Yemekleriniz için kullandığınız malzemeleri temin süreci ve bu amaçla yaptığınız seyahatlerinizden de söz eder misiniz?
Anadolu mutfağını en iyi anlatabilmek için öncelikle o yemeği yerinde, kendi coğrafyasında, kendi malzeme ve pişirme teknikleriyle deneyimlemek gerekiyor. Bu konuda günlük iş planımda ayrıca bir zaman planı yapıyorum ve ayda en az 2 şehir, kasaba ya da köy ziyareti yapıyorum. Böylelikle hem ilk elden üreticiyle temasa geçmiş oluyoruz hem de reçetelerimizin ilk çıkış noktalarındaki orijinal tariflerini deneyimlemiş oluyoruz.
ANADOLU MUTFAĞINI İNSAN KEŞFETTİKÇE DAHA HAYRAN KALIYOR
Restoran menüsünde geleneksel Türk mutfağından yemeklere yer veriyorsunuz. Bu alanda da önemli ödülleriniz ve başarılarınız var. Bunlardan da bahseder misiniz?
Anadolu mutfağı gerçekten dipsiz bir kuyu ve o kadar değerli ki insan keşfettikçe daha hayran kalıyor. Anadolu yüzyıllardır birçok medeniyete beşiklik etmiş ve gelip geçen birçok kültürden izler taşıyor. Tabii bunlardan en önemlisi yemeklerimiz. Doğudan batıya uzanan bizlere ilham veren birçok reçetemiz mevcut. Biz de restoranlarımızda bunları gün yüzüne çıkartıp, hem kendi insanlarımıza hem de yurt dışından gelen misafirlerimize anlatıyoruz. Bu birçok yayında; Michelin, Goumiou gibi yayın kuruluşunda değer görüyor ve bizleri de çok mutlu ediyor.
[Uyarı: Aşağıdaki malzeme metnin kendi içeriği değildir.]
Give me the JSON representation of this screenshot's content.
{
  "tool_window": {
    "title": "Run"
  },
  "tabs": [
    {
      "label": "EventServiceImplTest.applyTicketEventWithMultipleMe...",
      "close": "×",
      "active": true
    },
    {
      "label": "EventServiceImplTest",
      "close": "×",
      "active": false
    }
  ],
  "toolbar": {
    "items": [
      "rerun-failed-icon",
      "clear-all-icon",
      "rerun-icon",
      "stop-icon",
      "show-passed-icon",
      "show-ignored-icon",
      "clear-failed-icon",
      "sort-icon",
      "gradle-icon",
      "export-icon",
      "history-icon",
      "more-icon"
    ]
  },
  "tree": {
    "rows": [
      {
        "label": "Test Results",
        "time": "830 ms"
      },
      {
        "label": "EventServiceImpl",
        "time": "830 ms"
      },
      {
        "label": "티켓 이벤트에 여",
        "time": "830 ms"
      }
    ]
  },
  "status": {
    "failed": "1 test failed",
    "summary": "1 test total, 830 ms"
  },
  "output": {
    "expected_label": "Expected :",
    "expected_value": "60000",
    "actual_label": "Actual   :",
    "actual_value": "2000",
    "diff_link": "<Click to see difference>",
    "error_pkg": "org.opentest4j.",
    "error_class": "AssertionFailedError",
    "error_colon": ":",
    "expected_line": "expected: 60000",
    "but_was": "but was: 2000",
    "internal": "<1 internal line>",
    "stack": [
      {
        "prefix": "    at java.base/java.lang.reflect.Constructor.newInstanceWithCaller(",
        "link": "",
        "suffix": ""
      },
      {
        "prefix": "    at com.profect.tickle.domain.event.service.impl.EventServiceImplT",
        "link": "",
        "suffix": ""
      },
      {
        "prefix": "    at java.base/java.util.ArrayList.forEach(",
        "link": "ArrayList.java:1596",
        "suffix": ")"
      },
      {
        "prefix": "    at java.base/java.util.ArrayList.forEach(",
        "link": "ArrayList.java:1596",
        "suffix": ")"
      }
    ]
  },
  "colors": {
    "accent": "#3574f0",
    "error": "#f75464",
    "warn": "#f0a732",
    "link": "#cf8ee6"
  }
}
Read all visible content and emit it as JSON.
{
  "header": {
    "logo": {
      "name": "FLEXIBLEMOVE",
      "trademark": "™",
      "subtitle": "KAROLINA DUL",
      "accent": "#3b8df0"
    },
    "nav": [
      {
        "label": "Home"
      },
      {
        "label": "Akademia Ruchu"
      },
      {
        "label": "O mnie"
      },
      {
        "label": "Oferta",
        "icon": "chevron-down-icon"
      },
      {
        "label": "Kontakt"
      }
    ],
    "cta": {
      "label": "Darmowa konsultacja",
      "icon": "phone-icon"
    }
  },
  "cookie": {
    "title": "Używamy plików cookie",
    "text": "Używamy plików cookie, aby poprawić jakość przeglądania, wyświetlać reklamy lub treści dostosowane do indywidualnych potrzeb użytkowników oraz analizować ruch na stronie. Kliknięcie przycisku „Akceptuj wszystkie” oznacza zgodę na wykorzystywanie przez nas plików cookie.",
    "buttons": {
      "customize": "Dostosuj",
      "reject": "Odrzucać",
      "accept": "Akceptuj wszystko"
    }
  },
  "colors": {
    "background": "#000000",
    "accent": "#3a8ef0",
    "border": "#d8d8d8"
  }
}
Televizyonlarda yayınlanan yemek programları ve yarışmalar nedeniyle birçok genç gastronomi dünyasına adım atmak istiyor. Bu konudaki düşünceleriniz nelerdir? Türkiye’nin gastronomi alanında bulunduğu noktayı nasıl değerlendiriyorsunuz?
Öncelikle mutfak uzaktan izlendiği kadar kolay bir çalışma ortamı değil. Gerçekten uzun saatler, hataya müsait olmayan bir ortamda çalışmak zorundasınız. Bu yüzden öncelikle çok sevmek ve istemek gerekiyor. Ben o yüzden yanıma gelen tüm gençlere işin hem zorluklarını, çalışma şartlarını hem de işimizi doğru yaptığımız takdirde elde ettiğimiz mutluluğu göstermeye çalışıyorum.
“ÇOK ÇALIŞTIM, VAZGEÇMEDİM”
Büyük emek ve sevgi verdiğiniz mesleğiniz sizin için ne ifade ediyor? Birkaç cümleyle anlatır mısınız?
Mutfak ve şeflik benim için bir tutku oldu. Ben mutfağa 35 yaşında girdim; yani hayatımın ikinci yarısında yepyeni bir başlangıç yaptım. Bu tabii hiç kolay bir karar değildi. Çok çalıştım, hiç vazgeçmedim ve sonunda yaptıklarımı fark edince daha çok çalışmaya devam ettim. Yani gençlere en büyük önerim mutfak gerçekten tutkularıysa peşinden gitsinler ve hiç vazgeçmesinler.
Son olarak sizin yapmaktan ve yemekten en keyif aldığınız yemek nedir? Bizim için tarifini verir misiniz?
Evimizin önünde pazar kurulurdu. Annemin özenle pazardan patlıcanları seçerek alıp kasaptan özel çektirdiği kıymayla hazırladığı karnıyarık benim o zaman da bugün de en çok sevdiğim yemektir. Evde olduğumda en çok sevdiğim yemektir karnıyarık hâlâ. Mutfağımda en çok mevsiminde, yöresel yemekler pişirmeyi severim. Mesela şimdi bahar menüsünde bol bol kuşkonmaz, enginar ve şevketi bostan kullanıyoruz.
Saçaklı mantı, kayınvalidem çok güzel yapardı ben de ondan öğrendim. Klasik mantı hamuru hazırlıyorsunuz. Açıp sonrasında uzun uzun şeritler kesiyorsunuz. Tencerede bütün tavuğu, içine soğan, havuç, mevsiminde kereviz koyup haşlıyorsunuz. Şeritler halinde kestiğimiz hamurları fırında üzerleri kızarana kadar pişiriyoruz. Çıkar çıkmaz haşladığımız tavuk suyunu, didiklediğimiz tavuğumuzu ve haşlanmış birkaç avuç nohutu ilave edip tekrar fırına verip kaynatıyoruz.
Sonra üzerine yoğurt ve isterseniz pul biberle servis ediyorsunuz.